A 43-year-old woman with newly diagnosed ESKD began automated PD alternating 1.5% and 2.5% dextrose(UF 600–1,000 mL/day). After 2 months she stopped PD and antihypertensives. One week later she developed acute cortical blindness and a generalized seizure, then recurrent convulsions, and received urgent hemodialysis locally before transfer.
On arrival she was febrile (38.30C), tachycardic (113/min), hypertensive (189/109 mmHg), and hypoxemic (SpO₂ 92% room air), with GCS 9 (E2V2M5) and bilateral leg edema. Chest radiograph showed pulmonary congestion with right pleural effusion. A 2-h dwell yielded PD effluent 59 white cells/mm³ (8.5% neutrophils),not consistent with peritonitis. Labs showed severe azotemia, anemia, and markedly elevated NT-proBNP (Table 1). Brain MRI revealed symmetric cortical–subcortical T2/FLAIR hyperintensities across both hemispheres and cerebellum without diffusion restriction (vasogenic edema) (Fig.1). EEG showed diffuse theta–delta slowing without epileptiform discharges. Abrupt visual loss and the bilateral, non-territorial MRI pattern argued against uremic encephalopathy and acute ischemic stroke; and minimal inflammatory markers made central nervous system infection was unlikely. Taken together, severe hypertension, volume overload, and imaging supported PRES.

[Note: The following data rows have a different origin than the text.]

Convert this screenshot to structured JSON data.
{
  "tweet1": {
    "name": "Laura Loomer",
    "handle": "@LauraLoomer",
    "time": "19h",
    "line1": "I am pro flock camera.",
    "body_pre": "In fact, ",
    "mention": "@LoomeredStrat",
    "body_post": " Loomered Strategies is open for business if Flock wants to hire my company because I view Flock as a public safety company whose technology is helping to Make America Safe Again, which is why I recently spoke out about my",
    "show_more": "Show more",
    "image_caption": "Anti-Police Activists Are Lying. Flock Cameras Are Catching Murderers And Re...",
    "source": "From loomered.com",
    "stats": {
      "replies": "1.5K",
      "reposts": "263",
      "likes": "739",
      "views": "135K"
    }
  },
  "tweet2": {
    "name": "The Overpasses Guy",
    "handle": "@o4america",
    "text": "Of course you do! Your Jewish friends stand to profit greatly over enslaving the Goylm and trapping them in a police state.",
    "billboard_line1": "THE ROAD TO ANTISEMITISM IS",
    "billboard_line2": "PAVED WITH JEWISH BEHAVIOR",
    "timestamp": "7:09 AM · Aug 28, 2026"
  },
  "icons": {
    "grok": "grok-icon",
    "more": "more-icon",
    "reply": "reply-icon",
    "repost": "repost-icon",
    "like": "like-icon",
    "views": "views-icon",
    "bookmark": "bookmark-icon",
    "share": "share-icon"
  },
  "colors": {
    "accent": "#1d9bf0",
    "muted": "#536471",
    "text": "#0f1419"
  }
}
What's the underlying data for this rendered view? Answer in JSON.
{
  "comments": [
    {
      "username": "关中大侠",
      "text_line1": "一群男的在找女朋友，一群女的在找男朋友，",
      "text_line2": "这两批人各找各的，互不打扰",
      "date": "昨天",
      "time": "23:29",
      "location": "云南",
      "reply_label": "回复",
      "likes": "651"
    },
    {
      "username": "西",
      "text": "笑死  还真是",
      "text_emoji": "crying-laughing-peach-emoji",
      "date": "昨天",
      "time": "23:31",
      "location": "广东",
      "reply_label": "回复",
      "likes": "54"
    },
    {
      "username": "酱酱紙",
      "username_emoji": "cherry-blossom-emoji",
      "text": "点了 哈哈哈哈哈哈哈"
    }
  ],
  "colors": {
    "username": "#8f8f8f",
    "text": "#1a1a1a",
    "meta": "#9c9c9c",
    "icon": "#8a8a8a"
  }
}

Management focused on controlled blood pressure (IV then oral agents), stabilizing her at 120–130/70–90 mmHg, with strict volume control. Despite high-dose furosemide, residual urine was only 300 – 400 mL/day, so PD prescription was tailored. Given acute cerebral injury, renal replacement therapy needed balance solute and fluid removal with osmotic gentleness to avoid abrupt shifts in intracranial pressure, serum sodium, and plasma osmolality that might worsen neurologic injury. Accordingly, we minimized hypertonic dextrose and used 7.5% icodextrin for the long dwell to provide sustained UF without steep osmotic gradients. This strategy yielded 1.0–2.7 L/day of UF while maintaining serum sodium at 133–134 mmol/L (Table 2), with no further seizures and steady cardiopulmonary decongestion. Neurologic status normalized by day 3, and she was discharged on day 13 on the optimized prescription. To our knowledge, this is the first reported PD case of PRES in which icodextrin was deliberately used to achieve controlled, sustained ultrafiltration during recovery.
PRES may occur in PD after interruption of dialysis and antihypertensives. In this first reported PD-PRES case deliberately using icodextrin, pairing targeted blood-pressure control with an osmotically steady PD program enabled controlled ultrafiltration without steep osmotic shifts and resulted in full neurologic recovery.